Gonzalez arrived just moments later and found an unresponsive male in a vehicle. He and a bystander were able to get the patient out of the vehicle and Gonzalez immediately began chest compressions, according to the fire department.

“There is really only a matter of minutes before a patient can become brain dead due to lack of oxygen so if their heart stops they’re not getting that oxygen to the brain,” Dunn said. “So even the first thing where bystanders or in this case where a police officer got on the scene and just started using compression, not even mouth to mouth and just starting with compression on the heart, it starts moving around that oxygen that is already in your system and in your blood stream. It starts moving it towards your brain and pumping it around.”

Barry and Fairfield Fire’s Engine 1 arrived a few minutes later along with Walsh and Crawford. The crew continued with CPR and used an automatic external defibrillator to analyze his heart rhythm and deliver four shocks, as well as a cardiac compression device to give more effective and continual chest compressions, the department said.

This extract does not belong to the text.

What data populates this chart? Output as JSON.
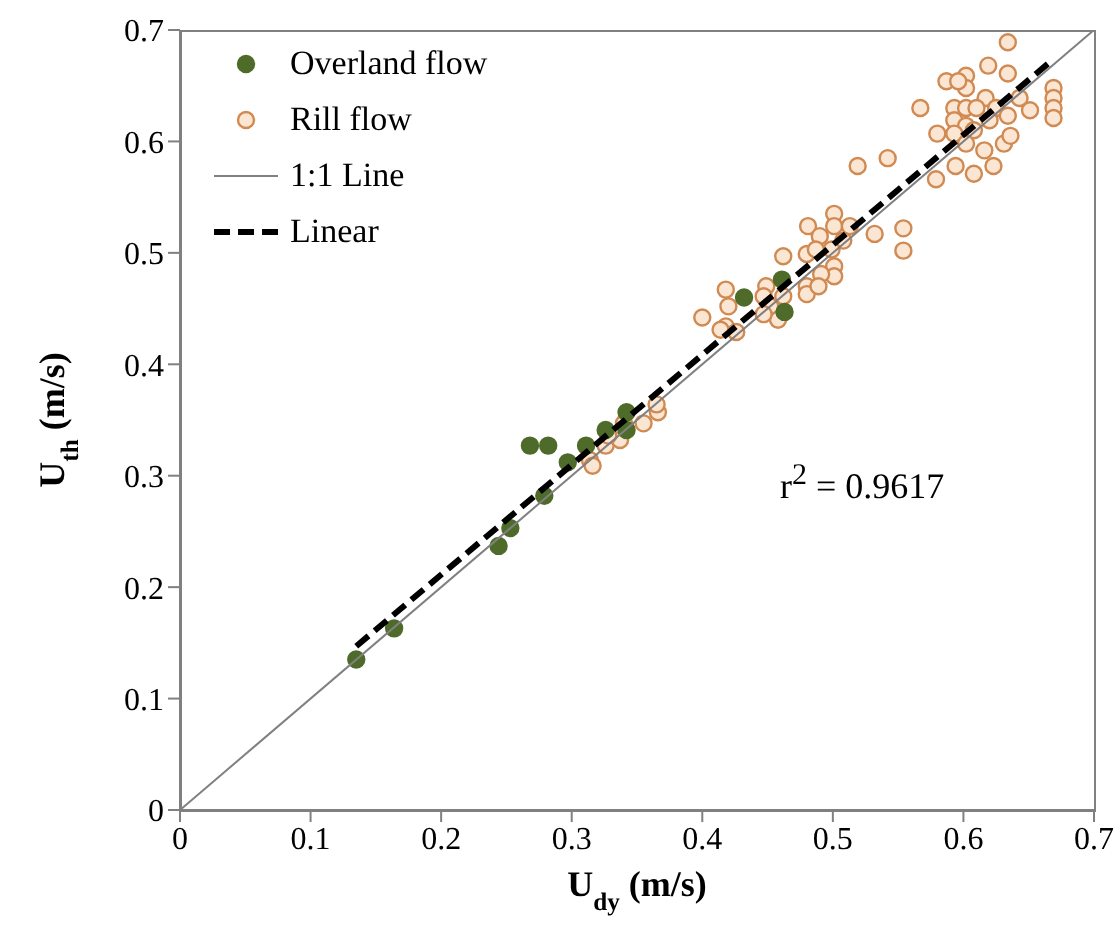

“Speed is of the utmost and with our people getting on the scene with the fire engine a couple minutes after that they were able to put all these devices that gave him an even better chance,” Dunn said. “Here we are out in the field doing this before an ambulance even gets there.”

The crew then transferred the patient to a stretcher when the ambulance arrived and care was continued on the way to St. Vincent’s Medical Center.

After surgery and a brief stay in the hospital the patient was released and walked out of the hospital and returned home to his family, according to the fire department.

Dunn said this is a lesson that everyone should learn CPR and to always quickly call first responders anytime medical attention is needed.

“People always ask ‘Why do you send fire or police vehicles to the scene?” Dunn said. “We want to get people on the scene as quickly as possible.”